28 Ekim 2009 Çarşamba

Dün sabah geldiğimiz Kayseri'den bu gece ayrılıyoruz yine. O kadar özlemişim ki, tüm dağınıklığı ve pisliğine rağmen dünyanın en sevimli evi gibi görünüyor gözüme. Odalardan birine el koymuş bulunan ev sahibimize de öğrenci konutu adı altına inşa edilen konutlardan bi dene çıkmış. Öğrenci konutlarını internet ve su dahil aylık 300TL'ye öğretim görevlilerine vermek nasıl bir mantıktır anlamış değilim doğrusu. Neyse, işin beni ilgilendiren kısmı, bu sayede artık evde bir odamız olacak! Salonu cebren ve hile ile zapt altına almış olmamıza ev ahalisi bişy demese de bu yeni şekil çok daha güzel olacak tabii ki. Kim bilir belki pazar kahvaltılarımızı artık salonda bile yapabiliriz :)

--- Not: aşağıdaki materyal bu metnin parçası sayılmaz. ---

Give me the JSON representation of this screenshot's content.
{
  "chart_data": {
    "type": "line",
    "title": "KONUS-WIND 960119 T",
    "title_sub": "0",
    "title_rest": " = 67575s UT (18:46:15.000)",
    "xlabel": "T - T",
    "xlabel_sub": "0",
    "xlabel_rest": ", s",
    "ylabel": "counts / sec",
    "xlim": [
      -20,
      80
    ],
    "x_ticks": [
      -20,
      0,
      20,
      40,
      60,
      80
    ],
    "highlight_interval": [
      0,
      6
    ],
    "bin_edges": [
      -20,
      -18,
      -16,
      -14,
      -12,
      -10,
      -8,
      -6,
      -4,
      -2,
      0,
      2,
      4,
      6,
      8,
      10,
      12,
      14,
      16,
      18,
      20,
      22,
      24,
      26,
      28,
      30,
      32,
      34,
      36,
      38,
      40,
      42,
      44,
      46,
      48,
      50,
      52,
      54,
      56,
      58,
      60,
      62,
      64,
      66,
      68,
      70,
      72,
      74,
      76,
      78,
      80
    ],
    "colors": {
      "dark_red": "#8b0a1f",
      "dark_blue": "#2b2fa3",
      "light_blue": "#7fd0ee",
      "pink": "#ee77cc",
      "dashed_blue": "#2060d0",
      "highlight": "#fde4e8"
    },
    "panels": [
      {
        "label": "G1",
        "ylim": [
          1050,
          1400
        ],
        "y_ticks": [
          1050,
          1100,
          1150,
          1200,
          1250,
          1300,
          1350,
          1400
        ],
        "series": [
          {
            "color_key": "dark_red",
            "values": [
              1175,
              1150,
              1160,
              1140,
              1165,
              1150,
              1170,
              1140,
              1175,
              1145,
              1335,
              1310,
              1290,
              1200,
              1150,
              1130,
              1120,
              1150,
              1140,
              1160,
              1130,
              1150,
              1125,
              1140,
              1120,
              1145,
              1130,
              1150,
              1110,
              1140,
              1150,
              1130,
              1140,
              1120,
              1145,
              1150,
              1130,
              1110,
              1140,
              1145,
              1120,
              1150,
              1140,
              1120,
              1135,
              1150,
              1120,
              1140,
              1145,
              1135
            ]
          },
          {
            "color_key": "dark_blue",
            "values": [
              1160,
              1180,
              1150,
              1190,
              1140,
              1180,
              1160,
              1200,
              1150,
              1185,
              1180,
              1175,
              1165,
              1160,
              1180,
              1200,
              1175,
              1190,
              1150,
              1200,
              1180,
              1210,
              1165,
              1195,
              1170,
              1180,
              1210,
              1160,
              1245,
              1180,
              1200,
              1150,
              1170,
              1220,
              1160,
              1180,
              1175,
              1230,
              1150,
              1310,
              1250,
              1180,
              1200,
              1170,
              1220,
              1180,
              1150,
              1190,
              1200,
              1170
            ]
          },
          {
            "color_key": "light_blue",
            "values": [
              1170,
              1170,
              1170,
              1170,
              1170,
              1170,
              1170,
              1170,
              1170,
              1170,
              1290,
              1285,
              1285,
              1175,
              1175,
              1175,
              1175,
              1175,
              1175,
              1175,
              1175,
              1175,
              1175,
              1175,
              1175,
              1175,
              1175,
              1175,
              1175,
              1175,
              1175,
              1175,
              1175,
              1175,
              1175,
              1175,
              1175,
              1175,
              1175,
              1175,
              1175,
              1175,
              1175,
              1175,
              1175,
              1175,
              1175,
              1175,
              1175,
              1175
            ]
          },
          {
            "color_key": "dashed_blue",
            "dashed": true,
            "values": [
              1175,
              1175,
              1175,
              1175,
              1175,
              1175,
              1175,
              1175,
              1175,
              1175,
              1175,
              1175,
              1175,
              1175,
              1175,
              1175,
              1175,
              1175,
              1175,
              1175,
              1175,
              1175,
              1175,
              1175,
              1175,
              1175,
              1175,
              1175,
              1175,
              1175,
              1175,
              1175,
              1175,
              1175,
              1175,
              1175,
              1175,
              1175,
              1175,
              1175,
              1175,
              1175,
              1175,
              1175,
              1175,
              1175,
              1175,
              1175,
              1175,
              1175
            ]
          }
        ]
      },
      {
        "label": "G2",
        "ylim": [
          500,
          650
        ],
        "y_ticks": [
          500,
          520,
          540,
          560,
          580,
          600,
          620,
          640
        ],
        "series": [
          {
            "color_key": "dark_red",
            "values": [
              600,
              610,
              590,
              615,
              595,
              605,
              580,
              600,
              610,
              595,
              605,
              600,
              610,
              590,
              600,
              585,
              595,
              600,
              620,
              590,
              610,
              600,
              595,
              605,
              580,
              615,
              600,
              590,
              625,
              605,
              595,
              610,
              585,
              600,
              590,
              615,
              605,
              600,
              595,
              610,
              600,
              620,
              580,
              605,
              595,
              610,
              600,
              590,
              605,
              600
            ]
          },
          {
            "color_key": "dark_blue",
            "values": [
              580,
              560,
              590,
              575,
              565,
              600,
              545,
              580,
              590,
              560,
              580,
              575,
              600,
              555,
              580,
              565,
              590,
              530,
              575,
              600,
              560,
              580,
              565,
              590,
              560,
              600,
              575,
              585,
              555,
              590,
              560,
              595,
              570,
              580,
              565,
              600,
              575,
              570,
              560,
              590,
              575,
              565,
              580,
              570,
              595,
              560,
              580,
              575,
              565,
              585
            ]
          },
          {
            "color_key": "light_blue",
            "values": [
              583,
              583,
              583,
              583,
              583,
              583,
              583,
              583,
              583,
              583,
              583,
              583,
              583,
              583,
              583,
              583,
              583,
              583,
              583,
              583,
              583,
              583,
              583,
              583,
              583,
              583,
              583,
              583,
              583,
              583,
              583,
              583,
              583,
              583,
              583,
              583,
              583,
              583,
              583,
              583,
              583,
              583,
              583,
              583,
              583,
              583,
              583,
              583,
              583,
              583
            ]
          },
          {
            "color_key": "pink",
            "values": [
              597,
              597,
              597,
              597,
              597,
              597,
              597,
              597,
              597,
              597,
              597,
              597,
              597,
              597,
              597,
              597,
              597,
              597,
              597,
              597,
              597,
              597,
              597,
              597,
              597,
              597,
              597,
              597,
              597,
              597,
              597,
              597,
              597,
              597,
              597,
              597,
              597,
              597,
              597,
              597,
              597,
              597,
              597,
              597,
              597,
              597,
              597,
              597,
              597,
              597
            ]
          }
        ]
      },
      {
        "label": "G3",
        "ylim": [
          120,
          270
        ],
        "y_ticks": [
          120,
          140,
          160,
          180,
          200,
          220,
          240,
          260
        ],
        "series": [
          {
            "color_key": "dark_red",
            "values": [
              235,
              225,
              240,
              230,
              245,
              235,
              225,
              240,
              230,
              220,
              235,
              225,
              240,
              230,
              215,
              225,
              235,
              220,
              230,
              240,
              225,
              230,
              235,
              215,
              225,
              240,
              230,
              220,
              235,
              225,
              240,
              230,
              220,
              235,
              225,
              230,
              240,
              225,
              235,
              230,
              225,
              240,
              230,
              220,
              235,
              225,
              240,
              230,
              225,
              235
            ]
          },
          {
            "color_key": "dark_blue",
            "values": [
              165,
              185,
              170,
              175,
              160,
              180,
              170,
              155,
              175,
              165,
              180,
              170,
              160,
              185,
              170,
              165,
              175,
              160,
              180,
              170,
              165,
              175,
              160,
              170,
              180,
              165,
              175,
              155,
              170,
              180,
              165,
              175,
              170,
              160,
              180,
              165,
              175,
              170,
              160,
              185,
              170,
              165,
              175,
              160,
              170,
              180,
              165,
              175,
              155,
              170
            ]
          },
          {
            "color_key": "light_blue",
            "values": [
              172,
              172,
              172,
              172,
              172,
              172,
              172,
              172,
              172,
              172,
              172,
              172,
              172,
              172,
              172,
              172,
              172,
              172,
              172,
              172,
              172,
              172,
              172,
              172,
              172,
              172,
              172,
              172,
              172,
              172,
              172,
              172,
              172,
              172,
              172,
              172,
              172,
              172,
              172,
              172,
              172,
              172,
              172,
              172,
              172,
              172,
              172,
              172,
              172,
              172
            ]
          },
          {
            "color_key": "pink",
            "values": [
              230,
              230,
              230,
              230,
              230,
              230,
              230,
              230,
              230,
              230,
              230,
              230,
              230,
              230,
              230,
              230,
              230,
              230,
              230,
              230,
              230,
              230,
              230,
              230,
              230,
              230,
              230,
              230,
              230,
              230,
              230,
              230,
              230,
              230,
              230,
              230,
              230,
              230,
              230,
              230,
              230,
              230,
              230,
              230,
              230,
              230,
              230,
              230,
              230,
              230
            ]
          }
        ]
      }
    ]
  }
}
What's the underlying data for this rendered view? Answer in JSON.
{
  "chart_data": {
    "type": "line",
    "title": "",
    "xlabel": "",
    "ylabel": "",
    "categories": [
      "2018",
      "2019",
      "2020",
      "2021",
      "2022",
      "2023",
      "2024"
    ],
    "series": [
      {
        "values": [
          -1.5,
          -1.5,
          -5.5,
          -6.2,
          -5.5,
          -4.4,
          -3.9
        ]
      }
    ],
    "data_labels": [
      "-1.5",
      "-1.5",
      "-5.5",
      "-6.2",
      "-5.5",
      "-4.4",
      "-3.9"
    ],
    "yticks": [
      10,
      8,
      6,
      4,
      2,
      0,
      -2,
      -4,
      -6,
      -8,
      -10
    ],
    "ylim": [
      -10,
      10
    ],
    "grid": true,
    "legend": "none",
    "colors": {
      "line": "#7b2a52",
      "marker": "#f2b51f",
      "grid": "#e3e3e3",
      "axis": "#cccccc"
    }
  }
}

Ve beni asıl heycanlandıran durum şu ki: İstanbul'a gidiş dönüş biletlerimizi aldık. Yani büyük bir aksilik çıkmadığı taktirde kesin kitap fuarına gidişimiz. İmzalatılacak kitaplarım, fotoğraf makinemiz ve iki ev sevdiğim ile yola koyulacağız cumartesi gecesi. İstanbul'da olup da görüşmek isteyen olursa fuara beklerim :)

Bir de kötü haber... Antalya'da olduğumuz dönem içinde çok şiddetli bel ağrıları çektiğim için artık bu konuya el atma vakti geldi sanırım. Ankara'ya gittiğimizde hem bu bel ağrısı için hem de yıllardır süregelen ama artık dayanılmaz hale gelen boynumdaki kas spazmı için bir doktora gitmem lazım. Bir de tez meselesi yüzünden her zamankinden daha yoğun ve aralıksız baktığım bilgisayar ekranı gözlerimi iyice mahfettiği için sanırım gözlük nuamramı da yeniden ölçtürüp olabildiğince kullanmam gerekecek gözlüğümü.

Geleceğe dair planlar arasında ise yıl sonunda İsrail'de gerçekleşecek olan bir kış okulu var bu sıralar gündemde. Başvurumuzu yaptık, FFÖ'nün recomendation letter göndermesini bekliyoruz. Eğer adamlar yol ve kalış masraflarımızı karşılarlarsa yılbaşına İsrail'de girme şansımız var!  

1 yorum:

İki kelam etmeden gittiğinde üzülüyorum ben.